Il sait de quoi il parle puisqu’il a dirigé le géant de la biscotte créé par Charles Heudebert, boulanger de Nanterre, au début du XXe siècle, afin d’éviter la perte des pains invendus. Féru de nutrition, le réinventeur (car l’aliment existait déjà) reprend en slogan le précepte de Voltaire : « Régime vaut mieux que médecine ».

Mais ce blogue n’ayant pas pour vocation de se spécialiser dans les histoires du pain, recentrons-nous sur notre sujet — d’autant que Jean-Yves est passé à autre chose, musicien et fou de jazz.

 

Reprenons donc les trois étapes de la naissance du petit gâteau proustien où il est question de pain grillé et de biscotte.
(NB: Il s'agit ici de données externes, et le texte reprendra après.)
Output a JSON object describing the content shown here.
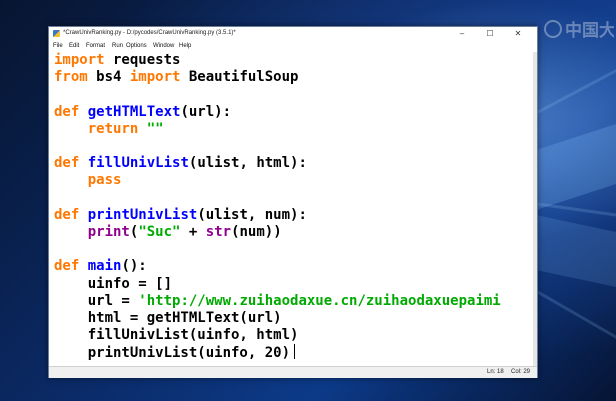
{
  "window": {
    "title": "*CrawUnivRanking.py - D:/pycodes/CrawUnivRanking.py (3.5.1)*",
    "controls": {
      "minimize": "–",
      "maximize": "☐",
      "close": "✕"
    }
  },
  "watermark": {
    "text": "中国大学"
  },
  "menu": {
    "items": [
      "File",
      "Edit",
      "Format",
      "Run",
      "Options",
      "Window",
      "Help"
    ]
  },
  "editor": {
    "lines": [
      [
        {
          "t": "import",
          "c": "kw"
        },
        {
          "t": " requests",
          "c": ""
        }
      ],
      [
        {
          "t": "from",
          "c": "kw"
        },
        {
          "t": " bs4 ",
          "c": ""
        },
        {
          "t": "import",
          "c": "kw"
        },
        {
          "t": " BeautifulSoup",
          "c": ""
        }
      ],
      [],
      [
        {
          "t": "def",
          "c": "kw"
        },
        {
          "t": " ",
          "c": ""
        },
        {
          "t": "getHTMLText",
          "c": "fn"
        },
        {
          "t": "(url):",
          "c": ""
        }
      ],
      [
        {
          "t": "    ",
          "c": ""
        },
        {
          "t": "return",
          "c": "kw"
        },
        {
          "t": " ",
          "c": ""
        },
        {
          "t": "\"\"",
          "c": "str"
        }
      ],
      [],
      [
        {
          "t": "def",
          "c": "kw"
        },
        {
          "t": " ",
          "c": ""
        },
        {
          "t": "fillUnivList",
          "c": "fn"
        },
        {
          "t": "(ulist, html):",
          "c": ""
        }
      ],
      [
        {
          "t": "    ",
          "c": ""
        },
        {
          "t": "pass",
          "c": "kw"
        }
      ],
      [],
      [
        {
          "t": "def",
          "c": "kw"
        },
        {
          "t": " ",
          "c": ""
        },
        {
          "t": "printUnivList",
          "c": "fn"
        },
        {
          "t": "(ulist, num):",
          "c": ""
        }
      ],
      [
        {
          "t": "    ",
          "c": ""
        },
        {
          "t": "print",
          "c": "bi"
        },
        {
          "t": "(",
          "c": ""
        },
        {
          "t": "\"Suc\"",
          "c": "str"
        },
        {
          "t": " + ",
          "c": ""
        },
        {
          "t": "str",
          "c": "bi"
        },
        {
          "t": "(num))",
          "c": ""
        }
      ],
      [],
      [
        {
          "t": "def",
          "c": "kw"
        },
        {
          "t": " ",
          "c": ""
        },
        {
          "t": "main",
          "c": "fn"
        },
        {
          "t": "():",
          "c": ""
        }
      ],
      [
        {
          "t": "    uinfo = []",
          "c": ""
        }
      ],
      [
        {
          "t": "    url = ",
          "c": ""
        },
        {
          "t": "'http://www.zuihaodaxue.cn/zuihaodaxuepaimi",
          "c": "str"
        }
      ],
      [
        {
          "t": "    html = getHTMLText(url)",
          "c": ""
        }
      ],
      [
        {
          "t": "    fillUnivList(uinfo, html)",
          "c": ""
        }
      ],
      [
        {
          "t": "    printUnivList(uinfo, 20)",
          "c": ""
        }
      ]
    ],
    "caret_line": 18
  },
  "status": {
    "line": "Ln: 18",
    "col": "Col: 29"
  },
  "colors": {
    "keyword": "#ff7700",
    "function_name": "#0000ff",
    "string": "#00aa00",
    "builtin": "#900090",
    "desktop_accent": "#0c3a88"
  }
}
Elles peuvent être reconstituées grâce à la publication des Manuscrits de la Madeleine par les Édition de Saints-Pères (voir la chronique Madeleine, biscotte, pain grillé et croissant).

 

Premier jet :

 

Correction :

 

Version finale :

 

Pour autant, la biscotte et le pain grillé ne disparaissent pas de la Recherche, curieusement associés à une grève au Canada, dans Le Côté de Guermantes !

 

Parole de proustiste…

Patrice Louis

 

 

 

Les extraits

*[Françoise] Ma tante se résignait à se priver un peu d’elle pendant notre séjour, sachant combien ma mère appréciait le service de cette bonne si intelligente et active, qui était aussi belle dès cinq heures du matin dans sa cuisine, sous son bonnet dont le tuyautage éclatant et fixe avait l’air d’être en biscuit, que pour aller à la grand’messe ; 37

*Car, au fond permanent d’œufs, de côtelettes, de pommes de terre, de confitures, de biscuits, qu’elle ne nous annonçait même plus, Françoise ajoutait — selon les travaux des champs et des vergers, le fruit de la marée, les hasards du commerce, les politesses des voisins et son propre génie, et si bien que notre menu, comme ces quatre-feuilles qu’on sculptait au XIIIe siècle au portail des cathédrales, reflétait un peu le rythme des saisons et les épisodes de la vie — : une barbue parce que la marchande lui en avait garanti la fraîcheur, une dinde parce qu’elle en avait vu une belle au marché de Roussainville-le-Pin, des cardons à la moelle parce qu’elle ne nous en avait pas encore fait de cette manière-là, un gigot rôti parce que le grand air creuse et qu’il avait bien le temps de descendre d’ici sept heures, des épinards pour changer, des abricots parce que c’était encore une rareté, des groseilles parce que dans quinze jours il n’y en aurait plus, des framboises que M. Swann avait apportées exprès, des cerises, les premières qui vinssent du cerisier du jardin après deux ans qu’il n’en donnait plus, du fromage à la crème que j’aimais bien autrefois, un gâteau aux amandes parce qu’elle l’avait commandé la veille, une brioche parce que c’était notre tour de l’offrir. I

*mon grand-père m’appelant et me désignant la haie de Tansonville, me dit : « Toi qui aimes les aubépines, regarde un peu cette épine rose ; est-elle jolie ! » En effet c’était une épine, mais rose, plus belle encore que les blanches. Elle aussi avait une parure de fête, — de ces seules vraies fêtes que sont les fêtes religieuses, puisqu’un caprice contingent ne les applique pas comme les fêtes mondaines à un jour quelconque qui ne leur est pas spécialement destiné, qui n’a rien d’essentiellement férié — mais une parure plus riche encore, car les fleurs attachées sur la branche, les unes au-dessus des autres, de manière à ne laisser aucune place qui ne fût décorée, comme des pompons qui enguirlandent une houlette rococo, étaient « en couleur », par conséquent d’une qualité supérieure selon l’esthétique de Combray si l’on en jugeait par l’échelle des prix dans le « magasin » de la Place ou chez Camus où étaient plus chers ceux des biscuits qui étaient roses. I

*L’esprit des Guermantes — entité aussi inexistante que la quadrature du cercle, selon la duchesse, qui se jugeait la seule Guermantes à le posséder — était une réputation comme les rillettes de Tours ou les biscuits de Reims. III

 

*[Françoise :] Ici, encore ce matin, nous n’avons pas seulement eu le temps de casser la croûte. Tout se fait à la sauvette.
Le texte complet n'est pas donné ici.